Abstract

Our understanding of the molecular mechanisms that direct cell motility, cell division, and cell shaping has benefited from innovations in cell labeling and the ability to resolve intracellular dynamics with multispectral, high-resolution imaging. However, due to difficulties with in vivo cell marking and monitoring, most studies have been restricted to fixed tissue or cells in culture. Here, we report the delivery of multiple (up to four), multicolor fluorescent protein (FP) constructs and four-dimensional (4-D), multispectral time-lapse confocal imaging of cell movements in living chick embryos. Cell cytoskeletal components are fluorescently tagged after microinjection and electroporation of a cocktail of FP constructs into specific regions of chick embryos. We tested 11 different FP constructs in various two-, three-, and four-color combinations using multispectral imaging and linear unmixing to limit the crosstalk between different emission spectra. We monitored intracellular dynamics in individual multicolored migrating cells in vivo and developed a set of advantageous imaging parameters for 4-D time-lapse confocal microscopy.

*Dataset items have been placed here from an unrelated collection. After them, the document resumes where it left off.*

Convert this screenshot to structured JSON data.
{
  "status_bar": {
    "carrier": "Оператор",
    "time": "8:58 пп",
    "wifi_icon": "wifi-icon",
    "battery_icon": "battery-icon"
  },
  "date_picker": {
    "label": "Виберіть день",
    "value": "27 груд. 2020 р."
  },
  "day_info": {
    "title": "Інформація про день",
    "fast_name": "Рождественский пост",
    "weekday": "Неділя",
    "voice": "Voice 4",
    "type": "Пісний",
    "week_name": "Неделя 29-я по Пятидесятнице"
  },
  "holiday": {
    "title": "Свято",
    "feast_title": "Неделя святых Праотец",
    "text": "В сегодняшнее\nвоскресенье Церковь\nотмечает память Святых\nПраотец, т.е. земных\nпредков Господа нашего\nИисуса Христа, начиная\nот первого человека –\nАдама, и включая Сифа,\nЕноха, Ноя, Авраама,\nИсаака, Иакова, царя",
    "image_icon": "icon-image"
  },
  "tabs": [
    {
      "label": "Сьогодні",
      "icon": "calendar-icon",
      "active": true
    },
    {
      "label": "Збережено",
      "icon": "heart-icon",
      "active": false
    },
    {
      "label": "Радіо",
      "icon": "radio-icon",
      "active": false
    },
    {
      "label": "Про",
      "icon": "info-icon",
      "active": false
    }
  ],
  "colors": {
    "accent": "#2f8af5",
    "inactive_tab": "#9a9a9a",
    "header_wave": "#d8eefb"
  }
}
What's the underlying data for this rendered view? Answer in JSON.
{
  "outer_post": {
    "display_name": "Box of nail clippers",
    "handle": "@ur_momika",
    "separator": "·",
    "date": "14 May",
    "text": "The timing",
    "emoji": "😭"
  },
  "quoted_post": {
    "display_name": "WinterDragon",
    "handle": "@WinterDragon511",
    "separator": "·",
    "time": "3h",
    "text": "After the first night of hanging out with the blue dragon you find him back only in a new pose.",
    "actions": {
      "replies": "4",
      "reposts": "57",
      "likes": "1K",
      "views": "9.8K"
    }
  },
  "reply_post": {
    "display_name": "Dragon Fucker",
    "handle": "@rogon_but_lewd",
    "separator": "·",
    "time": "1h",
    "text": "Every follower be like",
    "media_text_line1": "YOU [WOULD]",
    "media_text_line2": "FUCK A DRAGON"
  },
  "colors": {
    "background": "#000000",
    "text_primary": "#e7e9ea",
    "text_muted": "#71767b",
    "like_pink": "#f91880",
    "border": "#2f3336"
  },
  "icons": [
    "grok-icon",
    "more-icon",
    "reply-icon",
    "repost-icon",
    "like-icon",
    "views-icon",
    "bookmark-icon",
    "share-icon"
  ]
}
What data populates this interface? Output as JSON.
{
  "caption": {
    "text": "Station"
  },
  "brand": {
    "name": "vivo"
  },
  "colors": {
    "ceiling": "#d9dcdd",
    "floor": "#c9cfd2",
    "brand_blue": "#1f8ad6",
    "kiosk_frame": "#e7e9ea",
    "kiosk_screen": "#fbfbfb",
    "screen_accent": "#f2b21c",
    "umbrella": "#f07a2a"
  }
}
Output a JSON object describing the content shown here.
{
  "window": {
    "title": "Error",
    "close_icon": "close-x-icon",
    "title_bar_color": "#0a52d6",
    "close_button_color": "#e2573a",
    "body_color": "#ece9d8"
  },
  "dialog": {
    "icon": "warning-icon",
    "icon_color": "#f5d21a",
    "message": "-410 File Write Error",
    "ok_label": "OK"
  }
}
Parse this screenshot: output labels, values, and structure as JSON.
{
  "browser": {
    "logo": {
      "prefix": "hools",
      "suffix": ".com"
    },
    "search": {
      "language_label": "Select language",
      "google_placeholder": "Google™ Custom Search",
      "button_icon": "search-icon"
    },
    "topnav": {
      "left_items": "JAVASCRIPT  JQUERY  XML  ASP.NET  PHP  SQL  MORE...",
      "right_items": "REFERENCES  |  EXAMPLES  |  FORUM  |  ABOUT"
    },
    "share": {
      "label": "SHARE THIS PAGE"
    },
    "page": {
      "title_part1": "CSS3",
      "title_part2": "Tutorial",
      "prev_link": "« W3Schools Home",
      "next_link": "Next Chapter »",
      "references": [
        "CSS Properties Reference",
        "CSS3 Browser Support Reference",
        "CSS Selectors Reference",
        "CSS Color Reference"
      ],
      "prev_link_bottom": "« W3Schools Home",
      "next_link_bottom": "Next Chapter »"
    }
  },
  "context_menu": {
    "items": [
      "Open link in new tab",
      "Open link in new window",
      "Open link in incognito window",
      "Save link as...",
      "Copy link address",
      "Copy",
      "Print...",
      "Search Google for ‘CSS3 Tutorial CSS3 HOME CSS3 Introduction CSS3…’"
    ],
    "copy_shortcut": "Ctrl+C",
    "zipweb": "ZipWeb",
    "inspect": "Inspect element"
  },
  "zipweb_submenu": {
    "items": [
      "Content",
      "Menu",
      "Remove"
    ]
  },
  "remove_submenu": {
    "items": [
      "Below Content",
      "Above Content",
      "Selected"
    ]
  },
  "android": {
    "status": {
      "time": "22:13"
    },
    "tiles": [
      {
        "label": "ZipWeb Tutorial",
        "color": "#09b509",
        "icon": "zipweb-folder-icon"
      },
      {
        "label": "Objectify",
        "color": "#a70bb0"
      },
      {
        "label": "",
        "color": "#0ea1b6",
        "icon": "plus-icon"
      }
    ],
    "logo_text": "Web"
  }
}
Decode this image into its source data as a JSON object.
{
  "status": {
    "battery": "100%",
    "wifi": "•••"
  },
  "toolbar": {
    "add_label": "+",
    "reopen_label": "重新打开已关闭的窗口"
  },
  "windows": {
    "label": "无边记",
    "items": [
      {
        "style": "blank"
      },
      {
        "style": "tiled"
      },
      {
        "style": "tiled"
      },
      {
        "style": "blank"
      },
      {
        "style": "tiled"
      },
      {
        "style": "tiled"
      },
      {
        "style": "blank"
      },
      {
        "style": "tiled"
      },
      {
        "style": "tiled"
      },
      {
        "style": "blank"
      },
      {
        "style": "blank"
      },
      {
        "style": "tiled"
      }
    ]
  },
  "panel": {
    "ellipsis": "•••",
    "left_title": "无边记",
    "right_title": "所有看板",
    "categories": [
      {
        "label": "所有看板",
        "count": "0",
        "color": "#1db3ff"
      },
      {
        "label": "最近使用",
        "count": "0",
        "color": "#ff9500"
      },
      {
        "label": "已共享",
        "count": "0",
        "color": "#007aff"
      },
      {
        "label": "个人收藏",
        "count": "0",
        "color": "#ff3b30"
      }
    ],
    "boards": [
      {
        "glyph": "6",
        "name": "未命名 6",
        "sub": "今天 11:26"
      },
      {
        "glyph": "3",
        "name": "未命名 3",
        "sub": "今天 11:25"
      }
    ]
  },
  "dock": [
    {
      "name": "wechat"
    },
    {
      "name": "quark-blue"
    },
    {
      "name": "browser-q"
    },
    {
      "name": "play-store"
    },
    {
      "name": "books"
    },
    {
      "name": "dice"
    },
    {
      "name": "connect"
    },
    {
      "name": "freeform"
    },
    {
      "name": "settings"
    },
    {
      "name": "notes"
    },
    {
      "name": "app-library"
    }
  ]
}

We find that the number of four-color labeled cells in a typical embryo is approximately 10% of the total number of fluorescently labeled cells; this value consistently increases showing that approximately 50% of the total labeled cells have only one-color. We find that multicolored cells are photostable for time-lapses of approximately 2-3 h. Thus, cell labeling with up to four FP color schemes combined with multispectral, 4-D confocal time-lapse imaging offers a powerful tool to simultaneously analyze cellular and molecular dynamics during chick embryogenesis.